According to the well-known consulting firm, Bain & Company, every four years a company can expect to lose half of its customers. And why do they defect? It’s not because they are dissatisfied. In fact, 80 percent of defecting customers were “satisfied” with their previous provider. Often, it’s because they were simply forgotten – taken for granted – until a competitor came along that promised and delivered more than simple satisfaction.
Satisfaction is a very low threshold. Everyone expects to be satisfied. What they don’t expect – and - will long remember – is delight. Customers are delighted when a company goes beyond the expected and provides truly memorable service. Bank of America discovered that customers who are delighted are four times more likely to recommend Bank of America to their friends and family and three times more likely to open new accounts than customers who are simply satisfied.

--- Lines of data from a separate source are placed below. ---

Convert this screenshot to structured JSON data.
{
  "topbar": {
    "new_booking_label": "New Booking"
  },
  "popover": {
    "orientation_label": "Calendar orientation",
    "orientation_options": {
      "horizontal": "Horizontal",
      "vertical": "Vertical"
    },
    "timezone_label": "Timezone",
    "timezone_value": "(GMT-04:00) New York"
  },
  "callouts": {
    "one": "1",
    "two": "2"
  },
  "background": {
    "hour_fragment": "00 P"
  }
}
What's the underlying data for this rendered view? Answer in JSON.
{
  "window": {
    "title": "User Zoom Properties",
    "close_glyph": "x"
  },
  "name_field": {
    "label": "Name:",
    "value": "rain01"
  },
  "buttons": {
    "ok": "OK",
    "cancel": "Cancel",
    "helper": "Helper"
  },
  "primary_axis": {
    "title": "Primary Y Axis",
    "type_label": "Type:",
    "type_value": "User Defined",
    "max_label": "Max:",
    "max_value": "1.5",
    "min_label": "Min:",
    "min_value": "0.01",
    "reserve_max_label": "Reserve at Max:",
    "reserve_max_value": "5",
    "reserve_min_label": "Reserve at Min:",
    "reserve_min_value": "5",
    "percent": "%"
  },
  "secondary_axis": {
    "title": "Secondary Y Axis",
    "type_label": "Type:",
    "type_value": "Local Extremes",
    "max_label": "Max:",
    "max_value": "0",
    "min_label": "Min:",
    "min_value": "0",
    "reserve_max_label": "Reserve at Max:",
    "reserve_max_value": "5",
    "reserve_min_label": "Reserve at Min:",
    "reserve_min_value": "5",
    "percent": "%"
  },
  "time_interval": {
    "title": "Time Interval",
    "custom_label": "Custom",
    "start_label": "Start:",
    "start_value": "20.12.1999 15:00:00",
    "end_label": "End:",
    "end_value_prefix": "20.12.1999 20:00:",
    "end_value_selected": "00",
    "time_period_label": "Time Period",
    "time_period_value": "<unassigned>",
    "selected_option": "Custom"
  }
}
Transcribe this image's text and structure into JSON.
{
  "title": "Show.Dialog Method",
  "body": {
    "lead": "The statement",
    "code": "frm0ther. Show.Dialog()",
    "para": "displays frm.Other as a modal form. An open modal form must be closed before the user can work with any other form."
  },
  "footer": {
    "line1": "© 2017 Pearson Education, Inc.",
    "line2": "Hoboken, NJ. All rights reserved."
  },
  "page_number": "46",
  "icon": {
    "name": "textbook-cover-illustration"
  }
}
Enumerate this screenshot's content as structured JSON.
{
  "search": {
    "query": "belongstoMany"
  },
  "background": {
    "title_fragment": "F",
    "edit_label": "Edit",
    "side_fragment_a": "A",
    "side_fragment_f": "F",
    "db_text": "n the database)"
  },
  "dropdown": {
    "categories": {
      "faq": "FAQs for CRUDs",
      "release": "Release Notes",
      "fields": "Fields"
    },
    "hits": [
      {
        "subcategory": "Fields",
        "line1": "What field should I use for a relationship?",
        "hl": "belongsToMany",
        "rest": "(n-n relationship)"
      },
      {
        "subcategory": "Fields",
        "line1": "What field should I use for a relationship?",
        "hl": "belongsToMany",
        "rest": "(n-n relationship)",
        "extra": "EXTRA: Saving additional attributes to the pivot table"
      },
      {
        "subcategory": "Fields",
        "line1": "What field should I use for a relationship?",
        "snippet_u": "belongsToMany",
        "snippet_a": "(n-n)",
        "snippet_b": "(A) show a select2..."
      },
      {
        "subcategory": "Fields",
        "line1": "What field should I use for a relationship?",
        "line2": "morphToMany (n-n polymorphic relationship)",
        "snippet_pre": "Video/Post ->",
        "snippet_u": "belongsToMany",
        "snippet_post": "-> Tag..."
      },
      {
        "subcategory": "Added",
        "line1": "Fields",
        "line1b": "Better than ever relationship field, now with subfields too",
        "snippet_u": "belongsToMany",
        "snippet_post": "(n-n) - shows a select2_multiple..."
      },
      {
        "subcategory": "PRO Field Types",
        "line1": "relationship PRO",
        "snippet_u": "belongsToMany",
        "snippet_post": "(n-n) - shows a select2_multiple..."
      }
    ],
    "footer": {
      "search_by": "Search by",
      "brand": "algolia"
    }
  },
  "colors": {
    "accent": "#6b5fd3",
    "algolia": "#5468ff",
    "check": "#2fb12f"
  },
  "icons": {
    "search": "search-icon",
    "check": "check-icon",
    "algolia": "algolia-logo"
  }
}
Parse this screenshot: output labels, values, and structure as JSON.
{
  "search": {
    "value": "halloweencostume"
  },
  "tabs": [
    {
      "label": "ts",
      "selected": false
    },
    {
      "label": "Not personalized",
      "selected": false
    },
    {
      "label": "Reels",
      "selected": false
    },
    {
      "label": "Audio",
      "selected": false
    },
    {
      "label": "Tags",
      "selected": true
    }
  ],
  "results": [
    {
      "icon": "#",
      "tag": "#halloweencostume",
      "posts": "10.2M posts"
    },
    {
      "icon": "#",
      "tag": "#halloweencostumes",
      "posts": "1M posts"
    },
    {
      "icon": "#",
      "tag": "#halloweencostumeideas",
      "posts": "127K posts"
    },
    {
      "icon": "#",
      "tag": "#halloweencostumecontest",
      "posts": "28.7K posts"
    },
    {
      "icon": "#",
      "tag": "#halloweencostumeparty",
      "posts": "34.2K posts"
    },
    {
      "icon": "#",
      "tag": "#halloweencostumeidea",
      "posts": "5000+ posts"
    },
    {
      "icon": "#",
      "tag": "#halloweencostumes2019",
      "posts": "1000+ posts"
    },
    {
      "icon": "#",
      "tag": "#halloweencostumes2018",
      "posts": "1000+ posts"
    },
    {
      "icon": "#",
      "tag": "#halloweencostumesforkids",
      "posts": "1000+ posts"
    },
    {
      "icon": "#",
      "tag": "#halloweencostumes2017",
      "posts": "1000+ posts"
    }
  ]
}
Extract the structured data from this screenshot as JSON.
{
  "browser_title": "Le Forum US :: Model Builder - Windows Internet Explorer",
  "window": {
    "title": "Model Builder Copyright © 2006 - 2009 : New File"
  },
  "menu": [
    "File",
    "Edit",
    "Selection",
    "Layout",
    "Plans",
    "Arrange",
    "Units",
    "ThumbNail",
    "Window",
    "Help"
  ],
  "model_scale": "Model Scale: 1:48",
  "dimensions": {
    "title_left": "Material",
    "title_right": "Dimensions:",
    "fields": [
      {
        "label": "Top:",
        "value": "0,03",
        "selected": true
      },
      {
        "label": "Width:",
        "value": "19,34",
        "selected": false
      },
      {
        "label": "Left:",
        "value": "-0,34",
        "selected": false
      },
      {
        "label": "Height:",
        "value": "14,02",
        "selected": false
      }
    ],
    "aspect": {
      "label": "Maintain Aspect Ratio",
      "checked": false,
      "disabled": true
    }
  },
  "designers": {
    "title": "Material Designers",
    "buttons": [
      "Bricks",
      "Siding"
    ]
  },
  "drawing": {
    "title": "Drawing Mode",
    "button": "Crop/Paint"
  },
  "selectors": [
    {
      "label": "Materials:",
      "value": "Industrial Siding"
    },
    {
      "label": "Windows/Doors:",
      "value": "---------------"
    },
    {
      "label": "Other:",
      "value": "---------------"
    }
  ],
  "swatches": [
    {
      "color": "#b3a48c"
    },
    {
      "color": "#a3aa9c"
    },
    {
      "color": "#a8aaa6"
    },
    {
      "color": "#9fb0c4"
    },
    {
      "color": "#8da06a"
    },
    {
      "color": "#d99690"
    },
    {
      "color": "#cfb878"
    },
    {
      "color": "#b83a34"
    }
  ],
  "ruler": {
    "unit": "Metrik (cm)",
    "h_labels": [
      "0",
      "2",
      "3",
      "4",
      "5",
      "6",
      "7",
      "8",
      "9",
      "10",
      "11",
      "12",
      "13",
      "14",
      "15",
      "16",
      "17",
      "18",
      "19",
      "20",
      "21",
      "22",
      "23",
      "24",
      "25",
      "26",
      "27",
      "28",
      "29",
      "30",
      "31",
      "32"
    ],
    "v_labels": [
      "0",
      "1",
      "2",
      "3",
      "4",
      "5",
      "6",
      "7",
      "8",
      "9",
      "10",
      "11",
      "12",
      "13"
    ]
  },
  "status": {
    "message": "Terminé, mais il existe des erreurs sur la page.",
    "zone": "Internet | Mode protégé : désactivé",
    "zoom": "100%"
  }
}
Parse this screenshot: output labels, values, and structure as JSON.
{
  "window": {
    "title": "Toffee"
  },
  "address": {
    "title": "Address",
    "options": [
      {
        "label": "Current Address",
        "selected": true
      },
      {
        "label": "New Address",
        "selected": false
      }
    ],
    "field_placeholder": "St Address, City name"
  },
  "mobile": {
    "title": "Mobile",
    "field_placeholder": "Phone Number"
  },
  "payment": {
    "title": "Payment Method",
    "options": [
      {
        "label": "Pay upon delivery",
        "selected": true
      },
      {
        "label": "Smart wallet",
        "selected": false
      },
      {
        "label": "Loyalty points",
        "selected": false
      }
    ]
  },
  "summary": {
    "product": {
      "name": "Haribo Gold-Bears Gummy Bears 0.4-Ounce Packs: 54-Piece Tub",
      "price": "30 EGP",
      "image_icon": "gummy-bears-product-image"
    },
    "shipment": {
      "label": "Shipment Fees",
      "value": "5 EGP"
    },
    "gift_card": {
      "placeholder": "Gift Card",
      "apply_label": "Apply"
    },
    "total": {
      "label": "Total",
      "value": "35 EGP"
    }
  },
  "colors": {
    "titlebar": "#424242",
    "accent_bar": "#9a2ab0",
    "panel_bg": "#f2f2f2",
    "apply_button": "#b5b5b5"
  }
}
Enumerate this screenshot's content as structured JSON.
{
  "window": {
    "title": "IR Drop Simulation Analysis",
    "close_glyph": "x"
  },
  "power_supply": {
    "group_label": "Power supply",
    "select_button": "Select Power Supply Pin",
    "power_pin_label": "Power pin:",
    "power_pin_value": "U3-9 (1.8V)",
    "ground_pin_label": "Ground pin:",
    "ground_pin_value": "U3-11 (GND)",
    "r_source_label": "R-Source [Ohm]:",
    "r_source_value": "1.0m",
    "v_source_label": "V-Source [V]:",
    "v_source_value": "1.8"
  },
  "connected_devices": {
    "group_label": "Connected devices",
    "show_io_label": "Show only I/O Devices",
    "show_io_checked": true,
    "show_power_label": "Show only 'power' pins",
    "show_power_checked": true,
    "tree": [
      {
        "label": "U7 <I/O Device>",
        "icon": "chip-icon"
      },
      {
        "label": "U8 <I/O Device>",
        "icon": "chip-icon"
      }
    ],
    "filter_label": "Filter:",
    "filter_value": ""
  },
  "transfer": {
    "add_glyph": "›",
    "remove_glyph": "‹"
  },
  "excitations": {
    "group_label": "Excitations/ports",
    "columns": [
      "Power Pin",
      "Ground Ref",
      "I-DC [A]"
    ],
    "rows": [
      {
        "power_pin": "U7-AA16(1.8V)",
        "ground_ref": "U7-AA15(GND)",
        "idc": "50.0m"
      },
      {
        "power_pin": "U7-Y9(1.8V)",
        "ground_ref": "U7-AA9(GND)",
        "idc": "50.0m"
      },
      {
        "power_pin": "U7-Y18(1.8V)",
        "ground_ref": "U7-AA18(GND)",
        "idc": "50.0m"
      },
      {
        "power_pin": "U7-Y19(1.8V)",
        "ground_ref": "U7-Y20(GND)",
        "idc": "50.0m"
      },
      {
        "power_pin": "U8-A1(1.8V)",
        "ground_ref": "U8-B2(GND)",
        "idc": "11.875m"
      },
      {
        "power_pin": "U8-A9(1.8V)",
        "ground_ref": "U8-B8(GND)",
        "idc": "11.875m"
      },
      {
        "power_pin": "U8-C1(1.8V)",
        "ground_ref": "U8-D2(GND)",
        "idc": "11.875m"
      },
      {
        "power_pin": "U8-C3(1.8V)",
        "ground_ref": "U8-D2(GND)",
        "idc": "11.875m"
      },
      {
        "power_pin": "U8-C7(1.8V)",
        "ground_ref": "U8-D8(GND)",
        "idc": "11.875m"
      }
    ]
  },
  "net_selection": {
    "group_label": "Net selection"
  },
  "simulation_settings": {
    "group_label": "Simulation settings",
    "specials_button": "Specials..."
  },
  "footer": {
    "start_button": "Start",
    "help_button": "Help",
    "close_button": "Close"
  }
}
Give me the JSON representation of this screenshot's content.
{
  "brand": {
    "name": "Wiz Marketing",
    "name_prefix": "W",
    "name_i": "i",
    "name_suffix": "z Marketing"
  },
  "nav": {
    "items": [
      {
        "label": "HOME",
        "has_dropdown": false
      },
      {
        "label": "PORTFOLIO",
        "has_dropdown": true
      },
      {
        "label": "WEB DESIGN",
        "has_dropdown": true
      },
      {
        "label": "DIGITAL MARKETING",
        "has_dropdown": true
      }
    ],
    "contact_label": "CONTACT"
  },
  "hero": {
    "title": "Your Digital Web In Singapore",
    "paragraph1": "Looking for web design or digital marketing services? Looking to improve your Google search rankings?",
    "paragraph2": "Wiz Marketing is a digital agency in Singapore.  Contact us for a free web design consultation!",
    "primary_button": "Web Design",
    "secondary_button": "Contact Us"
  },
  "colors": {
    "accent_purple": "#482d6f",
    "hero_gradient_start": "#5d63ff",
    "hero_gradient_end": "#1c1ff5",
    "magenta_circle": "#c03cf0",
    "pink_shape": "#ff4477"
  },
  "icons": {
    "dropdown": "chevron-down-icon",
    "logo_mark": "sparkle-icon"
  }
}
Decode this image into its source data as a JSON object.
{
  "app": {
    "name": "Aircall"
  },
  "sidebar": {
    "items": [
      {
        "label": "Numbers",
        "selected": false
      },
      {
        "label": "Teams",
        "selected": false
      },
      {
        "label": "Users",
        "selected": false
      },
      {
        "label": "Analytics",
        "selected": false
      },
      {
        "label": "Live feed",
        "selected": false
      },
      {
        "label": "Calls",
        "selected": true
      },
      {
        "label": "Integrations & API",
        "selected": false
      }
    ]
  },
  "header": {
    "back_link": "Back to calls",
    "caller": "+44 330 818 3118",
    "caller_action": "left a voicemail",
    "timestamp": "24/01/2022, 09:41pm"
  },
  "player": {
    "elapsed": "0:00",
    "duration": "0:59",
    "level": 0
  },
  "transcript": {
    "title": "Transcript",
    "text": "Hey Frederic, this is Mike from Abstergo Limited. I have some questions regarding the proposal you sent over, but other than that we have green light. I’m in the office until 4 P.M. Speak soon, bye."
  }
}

And how can the contact center contribute to building customer delight? Easy – do the unexpected. Call customers before they call you. Call them with good news, or even bad news. But communicate. We call this “warm calling.” There are three situations when this makes sense: positive reinforcement, alerting, and warning.
Reinforcement - It is common for buyers to question whether or not they made the right decision. Behavioral scientists call this “cognitive dissonance.” Most off us call it “buyer’s remorse.” A phone call from the service provider or manufacturer thanking them for their business and reminding the customer of all the great benefits of their purchase will be reassuring and drive positive referrals.
Alerting – Wouldn’t it be great to hear in advance that a special promotion will soon begin on a product or service that is just right for you? Or have a bank actually notify you in advance that a check has been presented for which you have insufficient funds? Or that the hot concert tickets you have been waiting for are about to go on sale? E-commerce companies like Amazon.com and 1-800-Flowers are very smart at using technology to understand purchasing preferences and notifying customers of new products ideally suited to their individual tastes. E-mail is fine for companies that do a big part of their business over the web. But most companies don’t. Nothing is more effective and more personal than a telephone call.
Warnings - Even if you have bad news it is always good customer relations to get it out quickly and accurately, before the rumor mill twists and distort the facts. Examples are targeted campaigns to dealers advising of a product recall or calls to pharmacies warning of new side effects of popular medications.
Today’s consumers are savvy and have grown up in a world of customization and service. Companies seeking to treat customers as commodities and not as their most critical asset will wither on the vine. Outbound calls to your most valuable asset, whatever the reason, provide the warm connection that allows you to manifest their positive feelings into dollars. Are you ready to take the extra step? Are you ready to connect? Are you ready to make a call to your customers and keep them for life?
Cold calls annoy people with information they don’t want. Warm calls do just the opposite. By targeting calls with precisely framed messages you can build customer satisfaction and revenues without stretching your contact center resources.